Pour Michelin, ce sont les sites de Cholet et de Vannes, lesquels emploient plus de 1 250 personnes, qui fermeront d'ici 2026.
Nous dressons plusieurs constats. D'abord, les investissements à réaliser pour que les grands équipementiers traditionnels passent à l'électrique total et à l'hybride sont considérables. Ensuite, la concurrence systémique, notamment chinoise, explique la forte baisse des ventes d'automobiles. Enfin, les entreprises sont tentées d'investir des marchés où les coûts sont plus bas ou qui sont plus proches des sites de production.
Alors que l'Europe et la France misent sur la mobilité électrique pour sortir de la crise, notre groupe Socialistes et apparentés s'interroge sur trois points.
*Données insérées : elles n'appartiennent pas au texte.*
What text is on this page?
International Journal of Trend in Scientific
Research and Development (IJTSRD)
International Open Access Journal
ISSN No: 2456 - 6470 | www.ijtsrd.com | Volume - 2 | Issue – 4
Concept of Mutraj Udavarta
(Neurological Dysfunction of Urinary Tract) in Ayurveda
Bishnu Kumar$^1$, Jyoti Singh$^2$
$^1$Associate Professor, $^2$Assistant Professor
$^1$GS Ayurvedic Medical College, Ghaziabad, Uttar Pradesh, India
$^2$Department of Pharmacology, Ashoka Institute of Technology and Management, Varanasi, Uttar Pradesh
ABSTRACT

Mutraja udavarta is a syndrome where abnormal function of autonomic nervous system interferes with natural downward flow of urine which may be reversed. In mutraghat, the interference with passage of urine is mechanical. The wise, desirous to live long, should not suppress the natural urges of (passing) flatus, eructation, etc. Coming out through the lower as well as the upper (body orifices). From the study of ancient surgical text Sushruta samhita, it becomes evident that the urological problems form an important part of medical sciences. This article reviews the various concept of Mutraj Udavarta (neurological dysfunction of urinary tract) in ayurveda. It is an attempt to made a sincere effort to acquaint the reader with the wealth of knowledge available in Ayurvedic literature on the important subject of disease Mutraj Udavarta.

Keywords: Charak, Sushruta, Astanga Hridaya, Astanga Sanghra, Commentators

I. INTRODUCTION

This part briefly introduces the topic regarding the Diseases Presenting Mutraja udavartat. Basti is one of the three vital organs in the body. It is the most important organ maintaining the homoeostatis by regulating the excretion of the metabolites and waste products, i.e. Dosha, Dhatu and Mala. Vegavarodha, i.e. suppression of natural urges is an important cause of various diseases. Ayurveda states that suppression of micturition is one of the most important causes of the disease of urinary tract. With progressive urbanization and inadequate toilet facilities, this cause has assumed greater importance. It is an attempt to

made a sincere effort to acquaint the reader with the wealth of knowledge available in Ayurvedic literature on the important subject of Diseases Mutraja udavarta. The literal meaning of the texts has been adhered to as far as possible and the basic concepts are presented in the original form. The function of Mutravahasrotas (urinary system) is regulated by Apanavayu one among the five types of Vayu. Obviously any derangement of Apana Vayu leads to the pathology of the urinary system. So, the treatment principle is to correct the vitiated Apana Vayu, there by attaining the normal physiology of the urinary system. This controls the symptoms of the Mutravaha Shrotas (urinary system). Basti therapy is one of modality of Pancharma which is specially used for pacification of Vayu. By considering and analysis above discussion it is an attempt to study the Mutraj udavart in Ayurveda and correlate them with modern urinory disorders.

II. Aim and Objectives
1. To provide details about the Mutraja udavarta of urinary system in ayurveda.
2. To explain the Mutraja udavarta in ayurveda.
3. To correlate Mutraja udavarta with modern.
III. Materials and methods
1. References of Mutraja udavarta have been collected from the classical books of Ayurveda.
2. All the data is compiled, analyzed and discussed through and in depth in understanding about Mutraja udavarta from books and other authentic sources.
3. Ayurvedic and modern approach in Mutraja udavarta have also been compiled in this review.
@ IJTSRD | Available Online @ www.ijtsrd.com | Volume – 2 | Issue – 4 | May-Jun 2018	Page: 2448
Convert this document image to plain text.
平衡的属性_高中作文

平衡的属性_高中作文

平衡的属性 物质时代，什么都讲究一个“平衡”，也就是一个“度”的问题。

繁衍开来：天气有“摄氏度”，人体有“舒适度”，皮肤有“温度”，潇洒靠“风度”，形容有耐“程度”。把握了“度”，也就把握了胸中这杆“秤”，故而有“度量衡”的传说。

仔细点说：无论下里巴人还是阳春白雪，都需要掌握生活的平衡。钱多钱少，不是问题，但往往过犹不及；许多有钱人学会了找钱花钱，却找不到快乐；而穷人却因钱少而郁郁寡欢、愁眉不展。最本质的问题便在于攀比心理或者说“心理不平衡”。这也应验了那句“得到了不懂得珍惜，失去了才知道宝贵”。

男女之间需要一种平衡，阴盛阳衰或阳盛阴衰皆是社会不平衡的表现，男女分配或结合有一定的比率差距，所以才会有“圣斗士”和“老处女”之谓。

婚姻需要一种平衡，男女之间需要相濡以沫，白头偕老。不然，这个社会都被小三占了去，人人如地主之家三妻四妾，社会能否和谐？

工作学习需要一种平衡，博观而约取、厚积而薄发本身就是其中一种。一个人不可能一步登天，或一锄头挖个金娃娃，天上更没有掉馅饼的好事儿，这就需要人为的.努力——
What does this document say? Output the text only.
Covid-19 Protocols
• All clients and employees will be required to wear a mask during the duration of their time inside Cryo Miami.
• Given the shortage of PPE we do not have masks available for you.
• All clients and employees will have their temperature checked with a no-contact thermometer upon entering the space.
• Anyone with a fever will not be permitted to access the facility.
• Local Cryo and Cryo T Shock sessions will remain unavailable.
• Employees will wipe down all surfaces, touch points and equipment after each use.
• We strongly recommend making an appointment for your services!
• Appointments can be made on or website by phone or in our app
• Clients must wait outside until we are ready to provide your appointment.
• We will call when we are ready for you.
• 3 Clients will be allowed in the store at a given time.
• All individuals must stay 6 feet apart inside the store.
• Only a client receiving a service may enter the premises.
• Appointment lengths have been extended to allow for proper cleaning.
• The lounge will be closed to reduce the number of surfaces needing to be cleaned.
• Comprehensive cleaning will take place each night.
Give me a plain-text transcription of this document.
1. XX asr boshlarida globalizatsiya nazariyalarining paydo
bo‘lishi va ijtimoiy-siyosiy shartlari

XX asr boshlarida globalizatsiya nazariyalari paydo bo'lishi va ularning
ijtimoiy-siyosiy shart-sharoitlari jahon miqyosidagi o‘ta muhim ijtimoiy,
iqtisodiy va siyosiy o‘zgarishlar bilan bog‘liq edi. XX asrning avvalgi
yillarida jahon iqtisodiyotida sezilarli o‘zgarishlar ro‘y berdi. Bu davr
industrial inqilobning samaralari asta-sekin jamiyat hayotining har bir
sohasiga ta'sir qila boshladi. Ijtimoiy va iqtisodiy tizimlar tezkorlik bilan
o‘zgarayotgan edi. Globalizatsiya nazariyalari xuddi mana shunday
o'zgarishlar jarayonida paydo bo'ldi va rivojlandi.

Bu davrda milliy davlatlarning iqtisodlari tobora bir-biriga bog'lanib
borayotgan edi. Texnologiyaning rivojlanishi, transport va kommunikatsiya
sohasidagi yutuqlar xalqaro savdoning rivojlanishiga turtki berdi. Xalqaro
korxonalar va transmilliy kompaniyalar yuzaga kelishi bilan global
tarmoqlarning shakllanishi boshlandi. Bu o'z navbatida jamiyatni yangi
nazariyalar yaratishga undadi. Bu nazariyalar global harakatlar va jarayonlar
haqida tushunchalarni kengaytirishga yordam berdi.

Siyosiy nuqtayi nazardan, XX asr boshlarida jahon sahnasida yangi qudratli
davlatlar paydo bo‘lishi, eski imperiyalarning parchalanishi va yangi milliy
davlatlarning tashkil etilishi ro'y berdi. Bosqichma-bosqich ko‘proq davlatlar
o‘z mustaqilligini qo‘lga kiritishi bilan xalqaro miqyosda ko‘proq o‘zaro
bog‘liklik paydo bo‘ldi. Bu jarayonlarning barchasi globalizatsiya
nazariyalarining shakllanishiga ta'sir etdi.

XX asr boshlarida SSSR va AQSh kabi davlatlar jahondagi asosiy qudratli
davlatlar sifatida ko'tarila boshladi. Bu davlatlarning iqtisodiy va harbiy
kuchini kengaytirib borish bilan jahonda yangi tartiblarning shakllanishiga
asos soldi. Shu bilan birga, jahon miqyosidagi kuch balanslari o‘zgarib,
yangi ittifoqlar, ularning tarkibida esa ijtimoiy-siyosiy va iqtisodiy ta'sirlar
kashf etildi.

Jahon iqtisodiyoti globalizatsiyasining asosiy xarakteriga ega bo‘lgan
Quelles initiatives le Gouvernement entend-il prendre pour trouver des repreneurs et assurer effectivement une continuité d'activité lorsqu'elle est possible ?
Quel accompagnement social et local l'État mettra-t-il en place au plus proche des sites afin de conserver les compétences, qualifications et expériences des salariés ?
Quelle politique le Gouvernement entend-il mener pour clarifier les engagements des constructeurs, alors que le secteur bénéficie d'aides ?
Nous ne nous satisferons pas de « sympathie ». Nous voulons des réponses concrètes.